見栄えの美しさを求める楽しさから、構造的な美しさや、辿り着き易さと言う美に関する楽しさへ。こんがらがったパズルを解くかのような愉しみ。迷子になる路地を埋め立てて、一本道を作る。公開当時は喜ばれるが、すぐさまそれが当たり前になり、努力の量も質も威張れない。一見瞬間芸のような仕事にように見えつつ、その実日々その道で迷わなくなった人たちからは見えない拍手が届く。まさに、日常的な道路工事。感謝の言葉は届かずとも、笑って通ってもらえる道作り。

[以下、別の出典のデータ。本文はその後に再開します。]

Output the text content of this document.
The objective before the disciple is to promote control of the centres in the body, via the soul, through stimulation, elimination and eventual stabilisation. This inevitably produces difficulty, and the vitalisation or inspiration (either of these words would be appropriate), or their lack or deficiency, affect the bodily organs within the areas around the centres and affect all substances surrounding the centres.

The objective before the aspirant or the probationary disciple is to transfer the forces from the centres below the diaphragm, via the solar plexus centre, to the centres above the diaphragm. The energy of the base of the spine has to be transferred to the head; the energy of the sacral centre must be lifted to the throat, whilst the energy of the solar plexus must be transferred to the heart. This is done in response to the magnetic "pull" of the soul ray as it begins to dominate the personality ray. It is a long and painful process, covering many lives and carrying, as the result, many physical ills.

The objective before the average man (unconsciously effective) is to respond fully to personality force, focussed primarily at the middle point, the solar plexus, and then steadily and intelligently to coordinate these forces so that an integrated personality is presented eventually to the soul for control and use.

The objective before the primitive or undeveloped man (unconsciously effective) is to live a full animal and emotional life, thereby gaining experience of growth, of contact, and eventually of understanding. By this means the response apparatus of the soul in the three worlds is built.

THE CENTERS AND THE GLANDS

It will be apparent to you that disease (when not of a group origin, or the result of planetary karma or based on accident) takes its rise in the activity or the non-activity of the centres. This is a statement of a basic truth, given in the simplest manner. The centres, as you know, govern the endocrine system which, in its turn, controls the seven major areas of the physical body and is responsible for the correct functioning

それが広がった。インフラの選定から負荷テスト、スケーリング、配置場所や冗長性。Web屋に聞くな、SIer(システムインテグレータ)に聞けよと思いつつ、五年経ったら普通に聞かれ頼られるんだろうと思える分野。総合費用を考えたいクライアントにとっては、一括で相談(発注)できる所の方が重宝するのだから、もはや不可避な道だろう。
■
道が広がるなら、車幅の広い道で対抗するのだろうと準備している。何とか自己鍛錬で、ともがいている。しかし、反省することの方が多い。
先日のセミナーも、一期一会と分かりつつ、自分のセッションを終えたところで何人かの辛口派に確認したら、一番伝わってきたのは非常に疲れているということだ言われた。そりゃそうだ。ちゃんと寝てない日が何週間も続いている。

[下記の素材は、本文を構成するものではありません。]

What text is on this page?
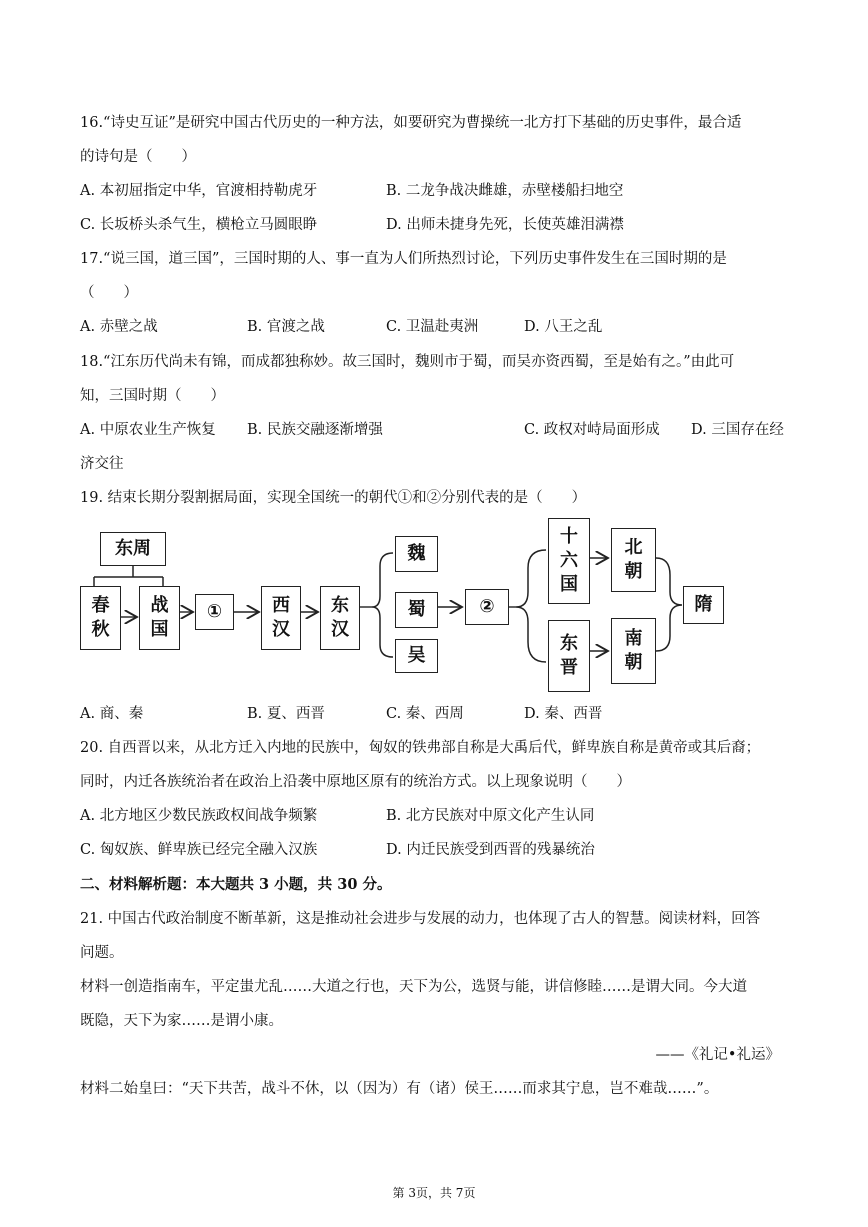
16.“诗史互证”是研究中国古代历史的一种方法，如要研究为曹操统一北方打下基础的历史事件，最合适
的诗句是（　　）
A. 本初屈指定中华，官渡相持勒虎牙	B. 二龙争战决雌雄，赤壁楼船扫地空
C. 长坂桥头杀气生，横枪立马圆眼睁	D. 出师未捷身先死，长使英雄泪满襟
17.“说三国，道三国”，三国时期的人、事一直为人们所热烈讨论，下列历史事件发生在三国时期的是
（　　）
A. 赤壁之战	B. 官渡之战	C. 卫温赴夷洲	D. 八王之乱
18.“江东历代尚未有锦，而成都独称妙。故三国时，魏则市于蜀，而吴亦资西蜀，至是始有之。”由此可
知，三国时期（　　）
A. 中原农业生产恢复 B. 民族交融逐渐增强	C. 政权对峙局面形成 D. 三国存在经
济交往
19. 结束长期分裂割据局面，实现全国统一的朝代①和②分别代表的是（　　）
东周
春
秋
战
国
①	西
汉
东
汉
魏
蜀
吴
②
十
六
国
北
朝
东
晋
南
朝
隋
A. 商、秦	B. 夏、西晋	C. 秦、西周	D. 秦、西晋
20. 自西晋以来，从北方迁入内地的民族中，匈奴的铁弗部自称是大禹后代，鲜卑族自称是黄帝或其后裔；
同时，内迁各族统治者在政治上沿袭中原地区原有的统治方式。以上现象说明（　　）
A. 北方地区少数民族政权间战争频繁	B. 北方民族对中原文化产生认同
C. 匈奴族、鲜卑族已经完全融入汉族	D. 内迁民族受到西晋的残暴统治
二、材料解析题：本大题共 3 小题，共 30 分。
21. 中国古代政治制度不断革新，这是推动社会进步与发展的动力，也体现了古人的智慧。阅读材料，回答
问题。
材料一创造指南车，平定蚩尤乱……大道之行也，天下为公，选贤与能，讲信修睦……是谓大同。今大道
既隐，天下为家……是谓小康。
——《礼记•礼运》
材料二始皇曰：“天下共苦，战斗不休，以（因为）有（诸）侯王……而求其宁息，岂不难哉……”。
第 3页，共 7页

でも、それじゃあ駄目だ。そもそも有料セミナーだ。そんな感想を持って帰ってもらっては、申し訳ない。気を取り直して司会やパネルディスカッションに臨む。百戦錬磨の論客達の前で少し緊張もしてしまった。そして、何だか空回りしている感が最後まで解けない。
でも、寝ている人はいなかったと思う。会場アンケートも8割がたの回収率で、セッションとして期待と違っていたというのは一件のみで、それが残念だったのか期待と違っていたが満足だったかは不明。もう少しこの辺を聞きたかったとか、別視点のパネラーを入れれば話しが弾んだだろうとの声がちらほら。
いつも、かなりの文字量で皆さん感想を書いてくれるのだが、今回は更に多かったように思う。twitterでも、非難は私がIE9betaを使わなかったこと(一応MSさんには先に謝っての上ですが)と電子書籍の話に広げた辺りか。いつもなら、成功にカウントする。
▼Twitter / Search - #riac
http://twitter.com/#search?q=%23riac
でも、会場は明るくなかった。HTML5というテーマが未だ先のことだという認識だったのか、それとも何か欠陥や失策があったのか。いつものように翌日からウジウジと悩む。今回は祭日(11/3)だったので、余計にウジウジ余裕ができてしまった。得るものが少なく残念な思いをされた方がいたら本当に申し訳ないと思い悩む。
あーすれば良かったのか、こーすればどうだったのか。当日ですら見せてない資料も実は用意していた。それも見せれば良かったのか。悩みは続く。願わくば、次回はもっと明るい場にしていきたい。精進あるのみ。
以上。/mitsui
ps.
想定外だったのは、IE6のシェア率の高さ。ざっと6割強。全然笑い事じゃない。HTML5どころですらないと言っても良い。かなり蒼ざめた。ベンダー側から標準の声を上げても駄目かもしれない。業界、利用者を含めたら全ネットユーザになってしまうんだけれど、業界全体で標準とは何かを考え始めないと、足を引っ張る地雷が巨大化していく予感さえする。